Minggu, 19 Juli 2015

Melestarikan Budaya Lewat Kesenian

Seni tidak harus selalu tinggi. Setidaknya itu adalah kalimat pertama yang muncul di benak ku tentang seni  yang menghiasi  tembok jalan di  kota Tangerang.  Menelusuri  jalan di  sekitaran Pasar Lama, pandangan mata terhenti pada sebuah gambar unik yang dibuat di atas sebuah tembok seukuran rumah dua tingkat. Lalu lalang yang padat dan juga kesumpekkan pasar lama di pasar lama nampaknya  bisa  dibayar  dengan  gambar  super  besar  ini.  Di dalam gambar tersebut  ada seorang pria  yang  sedang  melompat  ke sungai Cisadane.  
 Photo By Aniq Tasia

Sungai  Cisadane dilambangkan dengan warna biru cerah, dengan background gambar tersebut juga berwarna biru. Seakan memang dipasang untuk memberi sebuah kejutan di balik padat dan macetnya kawasan Pasar Lama. Aku memandangi gambar itu mulai dari satu persatu lekukan, dan seperti terbawa suasana  mengingat  lompatan  demi  lompatan  dari  pinggiran  sungai Cisadane. Melompat  dan tertawa mengikuti suara  hati,  anak-anak polos  yang tak  pernah takut  untuk melompat.  Entah berapa meter dalamnya sungai  ini, yang pasti melompat dan berenang disungai Cisadane siang hari memang asik.
Photo By Aniq Tasia

Seni yang sebelumnya selalu kukira berada di dalam sebuah gedung dan bersekat-sekat tinggi sesuai selera, ternyata dapat dinikmati oleh publik yang luas. Tidak peduli apakah dia sekolah ataupun tidak, tidak peduli apakah dia mengerti seni ataupun tidak. Sangat indah sekali, seperti bermain drama di atas sebuah gambar yang besar itu. Mengikuti aliran sungai Cisadane yangselalu mengalir tenang, bersama dengan warga pinggiran sungai Cisadane, ditambah lagi jika sedang  berlangsung  perayaan-perayaan  yang  memang  dirayakan  di atas  sungai  ini.

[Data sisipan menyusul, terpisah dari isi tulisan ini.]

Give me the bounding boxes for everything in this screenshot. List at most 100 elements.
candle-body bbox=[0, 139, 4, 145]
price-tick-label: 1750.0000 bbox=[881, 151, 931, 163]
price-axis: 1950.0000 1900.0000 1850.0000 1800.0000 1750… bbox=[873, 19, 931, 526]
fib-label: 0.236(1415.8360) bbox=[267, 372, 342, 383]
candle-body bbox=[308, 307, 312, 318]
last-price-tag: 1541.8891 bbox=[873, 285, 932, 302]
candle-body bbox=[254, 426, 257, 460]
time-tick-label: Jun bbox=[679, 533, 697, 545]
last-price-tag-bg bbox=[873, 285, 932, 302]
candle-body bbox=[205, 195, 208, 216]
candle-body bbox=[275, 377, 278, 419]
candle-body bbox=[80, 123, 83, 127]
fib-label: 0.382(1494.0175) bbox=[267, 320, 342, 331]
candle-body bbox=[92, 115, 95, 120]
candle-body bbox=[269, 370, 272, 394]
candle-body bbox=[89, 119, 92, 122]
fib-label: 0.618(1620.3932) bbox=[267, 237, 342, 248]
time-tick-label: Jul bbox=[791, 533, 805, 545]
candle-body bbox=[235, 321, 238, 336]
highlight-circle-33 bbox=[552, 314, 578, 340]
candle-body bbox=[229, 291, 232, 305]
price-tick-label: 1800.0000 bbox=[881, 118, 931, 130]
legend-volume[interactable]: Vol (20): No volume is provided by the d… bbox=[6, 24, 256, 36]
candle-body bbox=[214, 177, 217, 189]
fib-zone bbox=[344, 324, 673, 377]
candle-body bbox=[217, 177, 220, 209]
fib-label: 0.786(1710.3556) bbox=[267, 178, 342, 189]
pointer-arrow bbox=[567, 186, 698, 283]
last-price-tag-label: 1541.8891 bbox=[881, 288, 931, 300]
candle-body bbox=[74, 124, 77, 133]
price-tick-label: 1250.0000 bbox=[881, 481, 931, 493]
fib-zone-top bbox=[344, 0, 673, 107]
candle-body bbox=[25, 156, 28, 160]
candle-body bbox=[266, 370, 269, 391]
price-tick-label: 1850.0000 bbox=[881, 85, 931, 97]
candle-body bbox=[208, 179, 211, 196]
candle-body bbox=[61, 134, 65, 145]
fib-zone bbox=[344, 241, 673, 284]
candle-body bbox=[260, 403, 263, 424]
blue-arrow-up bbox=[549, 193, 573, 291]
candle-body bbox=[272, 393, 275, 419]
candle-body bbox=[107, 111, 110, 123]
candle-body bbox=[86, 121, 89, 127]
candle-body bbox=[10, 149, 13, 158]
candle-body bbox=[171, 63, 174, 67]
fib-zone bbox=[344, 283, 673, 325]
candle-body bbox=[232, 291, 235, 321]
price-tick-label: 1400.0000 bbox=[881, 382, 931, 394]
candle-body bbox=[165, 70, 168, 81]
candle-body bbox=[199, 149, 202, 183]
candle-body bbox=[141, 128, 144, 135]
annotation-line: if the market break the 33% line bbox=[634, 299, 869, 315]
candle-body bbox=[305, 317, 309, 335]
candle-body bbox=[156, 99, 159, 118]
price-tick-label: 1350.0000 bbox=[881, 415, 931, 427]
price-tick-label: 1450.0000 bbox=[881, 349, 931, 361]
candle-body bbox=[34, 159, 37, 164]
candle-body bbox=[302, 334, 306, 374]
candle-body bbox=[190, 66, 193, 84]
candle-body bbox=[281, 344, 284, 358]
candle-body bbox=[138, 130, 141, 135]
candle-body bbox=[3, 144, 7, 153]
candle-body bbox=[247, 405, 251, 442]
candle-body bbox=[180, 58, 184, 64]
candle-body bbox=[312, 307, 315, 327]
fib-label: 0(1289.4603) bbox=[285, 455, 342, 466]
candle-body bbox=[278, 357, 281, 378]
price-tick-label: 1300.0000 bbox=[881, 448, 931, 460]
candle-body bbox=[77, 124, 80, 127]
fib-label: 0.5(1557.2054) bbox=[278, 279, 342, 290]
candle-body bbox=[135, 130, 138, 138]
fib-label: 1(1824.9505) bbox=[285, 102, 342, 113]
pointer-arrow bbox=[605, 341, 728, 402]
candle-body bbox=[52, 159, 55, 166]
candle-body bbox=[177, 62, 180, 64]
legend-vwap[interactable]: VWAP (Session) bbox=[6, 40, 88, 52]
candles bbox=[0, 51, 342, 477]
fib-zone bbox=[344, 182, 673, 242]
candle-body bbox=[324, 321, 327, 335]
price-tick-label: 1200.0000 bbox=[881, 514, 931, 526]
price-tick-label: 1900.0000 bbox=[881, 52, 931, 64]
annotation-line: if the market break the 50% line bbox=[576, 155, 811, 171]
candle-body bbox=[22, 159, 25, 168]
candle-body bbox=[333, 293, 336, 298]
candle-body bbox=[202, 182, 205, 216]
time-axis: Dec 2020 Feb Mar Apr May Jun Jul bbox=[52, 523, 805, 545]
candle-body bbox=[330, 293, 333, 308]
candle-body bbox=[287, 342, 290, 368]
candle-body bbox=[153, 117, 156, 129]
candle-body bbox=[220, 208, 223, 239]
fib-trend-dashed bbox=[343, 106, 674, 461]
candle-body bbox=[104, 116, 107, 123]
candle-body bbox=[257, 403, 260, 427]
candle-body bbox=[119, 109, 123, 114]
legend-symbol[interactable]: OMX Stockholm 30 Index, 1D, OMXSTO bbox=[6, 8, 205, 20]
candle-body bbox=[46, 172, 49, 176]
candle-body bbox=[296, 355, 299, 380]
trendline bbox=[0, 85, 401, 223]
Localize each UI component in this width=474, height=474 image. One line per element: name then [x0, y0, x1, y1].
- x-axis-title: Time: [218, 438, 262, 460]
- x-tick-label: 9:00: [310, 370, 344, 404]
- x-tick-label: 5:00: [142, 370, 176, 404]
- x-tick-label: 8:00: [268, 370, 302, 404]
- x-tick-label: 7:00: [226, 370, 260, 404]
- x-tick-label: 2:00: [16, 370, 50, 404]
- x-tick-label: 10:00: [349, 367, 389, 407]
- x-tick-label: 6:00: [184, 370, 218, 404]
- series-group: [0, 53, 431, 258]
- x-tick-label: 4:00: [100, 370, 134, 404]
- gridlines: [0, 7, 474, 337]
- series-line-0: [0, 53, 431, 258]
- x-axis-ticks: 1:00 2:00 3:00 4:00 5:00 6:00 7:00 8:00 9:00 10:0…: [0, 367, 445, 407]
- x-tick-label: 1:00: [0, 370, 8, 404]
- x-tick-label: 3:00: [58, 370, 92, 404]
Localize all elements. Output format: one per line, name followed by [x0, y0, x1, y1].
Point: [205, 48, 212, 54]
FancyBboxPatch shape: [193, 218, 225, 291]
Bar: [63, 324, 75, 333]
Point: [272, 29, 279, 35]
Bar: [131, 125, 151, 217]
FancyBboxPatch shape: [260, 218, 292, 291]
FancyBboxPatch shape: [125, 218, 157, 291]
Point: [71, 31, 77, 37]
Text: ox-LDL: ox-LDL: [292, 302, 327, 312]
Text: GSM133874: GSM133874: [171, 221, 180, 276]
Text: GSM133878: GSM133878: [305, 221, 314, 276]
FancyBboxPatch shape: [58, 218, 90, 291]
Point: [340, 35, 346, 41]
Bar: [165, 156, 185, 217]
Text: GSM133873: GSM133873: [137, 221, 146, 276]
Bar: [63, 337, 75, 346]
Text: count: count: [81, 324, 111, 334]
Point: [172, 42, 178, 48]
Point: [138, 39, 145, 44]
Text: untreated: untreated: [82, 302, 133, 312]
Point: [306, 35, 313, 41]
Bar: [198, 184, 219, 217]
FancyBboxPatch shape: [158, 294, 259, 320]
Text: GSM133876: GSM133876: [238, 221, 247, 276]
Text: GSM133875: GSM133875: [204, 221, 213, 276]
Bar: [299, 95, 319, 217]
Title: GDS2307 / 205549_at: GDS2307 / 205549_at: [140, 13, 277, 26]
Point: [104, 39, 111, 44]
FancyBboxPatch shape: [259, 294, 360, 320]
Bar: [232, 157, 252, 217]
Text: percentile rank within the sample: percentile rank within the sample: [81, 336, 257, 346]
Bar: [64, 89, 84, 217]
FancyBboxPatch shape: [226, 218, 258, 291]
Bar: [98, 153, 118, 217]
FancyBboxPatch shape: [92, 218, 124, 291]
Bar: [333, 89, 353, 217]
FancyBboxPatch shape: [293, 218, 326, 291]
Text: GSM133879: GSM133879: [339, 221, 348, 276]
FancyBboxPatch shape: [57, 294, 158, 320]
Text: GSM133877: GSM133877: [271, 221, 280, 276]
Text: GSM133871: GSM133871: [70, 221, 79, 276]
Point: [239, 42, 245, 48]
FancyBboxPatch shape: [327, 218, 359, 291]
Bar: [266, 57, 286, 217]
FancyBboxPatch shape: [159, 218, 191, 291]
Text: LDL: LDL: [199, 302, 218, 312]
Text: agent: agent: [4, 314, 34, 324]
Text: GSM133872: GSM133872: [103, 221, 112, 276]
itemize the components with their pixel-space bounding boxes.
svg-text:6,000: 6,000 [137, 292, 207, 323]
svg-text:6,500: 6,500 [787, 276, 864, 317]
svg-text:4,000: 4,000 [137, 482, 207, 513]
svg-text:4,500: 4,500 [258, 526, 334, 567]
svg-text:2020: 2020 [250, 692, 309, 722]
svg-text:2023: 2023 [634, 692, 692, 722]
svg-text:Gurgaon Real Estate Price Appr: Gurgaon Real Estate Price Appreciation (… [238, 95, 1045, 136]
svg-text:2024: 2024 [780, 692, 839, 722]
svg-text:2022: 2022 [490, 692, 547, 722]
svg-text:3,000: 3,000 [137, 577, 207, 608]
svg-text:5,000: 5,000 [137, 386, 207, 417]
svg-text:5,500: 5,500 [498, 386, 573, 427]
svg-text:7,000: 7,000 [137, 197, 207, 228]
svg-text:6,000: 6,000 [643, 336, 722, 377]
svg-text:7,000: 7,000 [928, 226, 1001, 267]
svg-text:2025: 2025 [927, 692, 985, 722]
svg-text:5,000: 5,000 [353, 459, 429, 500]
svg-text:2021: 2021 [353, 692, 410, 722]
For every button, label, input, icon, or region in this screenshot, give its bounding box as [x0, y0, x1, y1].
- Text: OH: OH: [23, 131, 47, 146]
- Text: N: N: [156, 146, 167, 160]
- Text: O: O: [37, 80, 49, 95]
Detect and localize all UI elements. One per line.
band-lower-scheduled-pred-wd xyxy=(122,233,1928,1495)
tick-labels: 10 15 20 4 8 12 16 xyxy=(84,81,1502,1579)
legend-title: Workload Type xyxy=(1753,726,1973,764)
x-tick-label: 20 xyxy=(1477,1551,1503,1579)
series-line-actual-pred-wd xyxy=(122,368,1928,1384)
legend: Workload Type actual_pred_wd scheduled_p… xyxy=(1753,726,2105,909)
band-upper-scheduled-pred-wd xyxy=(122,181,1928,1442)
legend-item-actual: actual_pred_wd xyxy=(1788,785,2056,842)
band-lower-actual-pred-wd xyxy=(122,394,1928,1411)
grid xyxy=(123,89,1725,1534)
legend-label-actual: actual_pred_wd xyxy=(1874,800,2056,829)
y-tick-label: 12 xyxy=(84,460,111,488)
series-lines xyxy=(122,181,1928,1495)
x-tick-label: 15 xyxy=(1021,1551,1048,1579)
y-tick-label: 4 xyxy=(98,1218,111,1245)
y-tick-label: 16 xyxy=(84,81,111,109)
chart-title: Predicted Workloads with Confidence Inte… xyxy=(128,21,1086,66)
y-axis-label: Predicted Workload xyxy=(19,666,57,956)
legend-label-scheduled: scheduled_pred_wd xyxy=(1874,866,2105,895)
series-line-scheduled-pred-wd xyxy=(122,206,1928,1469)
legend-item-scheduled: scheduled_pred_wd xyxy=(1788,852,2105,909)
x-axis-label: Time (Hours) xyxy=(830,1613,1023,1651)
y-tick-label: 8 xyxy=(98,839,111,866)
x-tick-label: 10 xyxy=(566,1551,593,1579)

Seperti perayaan Peh Tjun, yang digambarkan di tembok sebelahnya. Berwarna merah dan memiliki keruncingan  di  ujungnya  masing-masing.  Sebuah gambar  perahu,  yang  sebenarnya  aku pun belum  pernah  merasakan bagaimana  menaikki  perahu  itu,  tapi  tiba-tiba  saja  terbayang  dipikiranku orang-orang  ramai  berada  di  pertengahan  sungai  sedang  berlomba mengayuh dayungnya,  berlomba untuk berjalan paling depan. Dari  kawasan pasar lama ini  aku belajar banyak sekali tentang Tangerang, khususnya tentang budaya seni yang ada di kota ini.

Photo By Aniq Tasia
Tidak puas dengan gambar yang bercerita satu kisah saja, aku melangkahkan kakiku ke daerah atau lokasi graffiti dan mural yang berada di dekat perapatan sinta. Sepanjang perjalanan yang berisi tembok itu penuh sekali dengan gambar-gambar para seniman tangerang. Karya seni disini lebih beragam lagi, banyak dari mereka (bomber) yang menggambarkan dan menuliskan sebuah tulisan berbentuk kritik pada pemerintah. Mereka benar-benar memanfaatkan tembok untuk sesuatu yang sangat berguna, untuk membela dan memperjuangkan hak-hak sebagai rakyat. Sepertinya, komunitas seni yang menggambarkan objek ini paham betul dengan permasalahan yang dialami oleh kota Tangerang, sehingga pesan-pesan yang ada di tembok itu juga sangat spesifik dan berani. 
Kebudayaan dan juga politik sudah dapat dirangkum di atas sebuah dinding yang luas. Pekerja seni yang membuat gambar tersebut benar-benar berpengetahuan luas dan juga tidak sempit, mereka memandang bahwa seni bukan lagi semata-mata harus selalu tinggi, karena memang dasarnya seni bisa memiliki arti, tergantung dari persepsi masing-masing orang. Seni bukan lagi semata-mata bicara mengenai luas kanvas yang terbatas, tapi bagaimana menggunakan tembok yang besar sebagai medium untuk berkomunikasi dan bercerita bahwa Tangerang adalah sebuah kota dengan sejuta cerita dan Tangerang adalah sebuah kota dengan sejuta kenangan yang dapat membuat kita candu untuk datang kembali.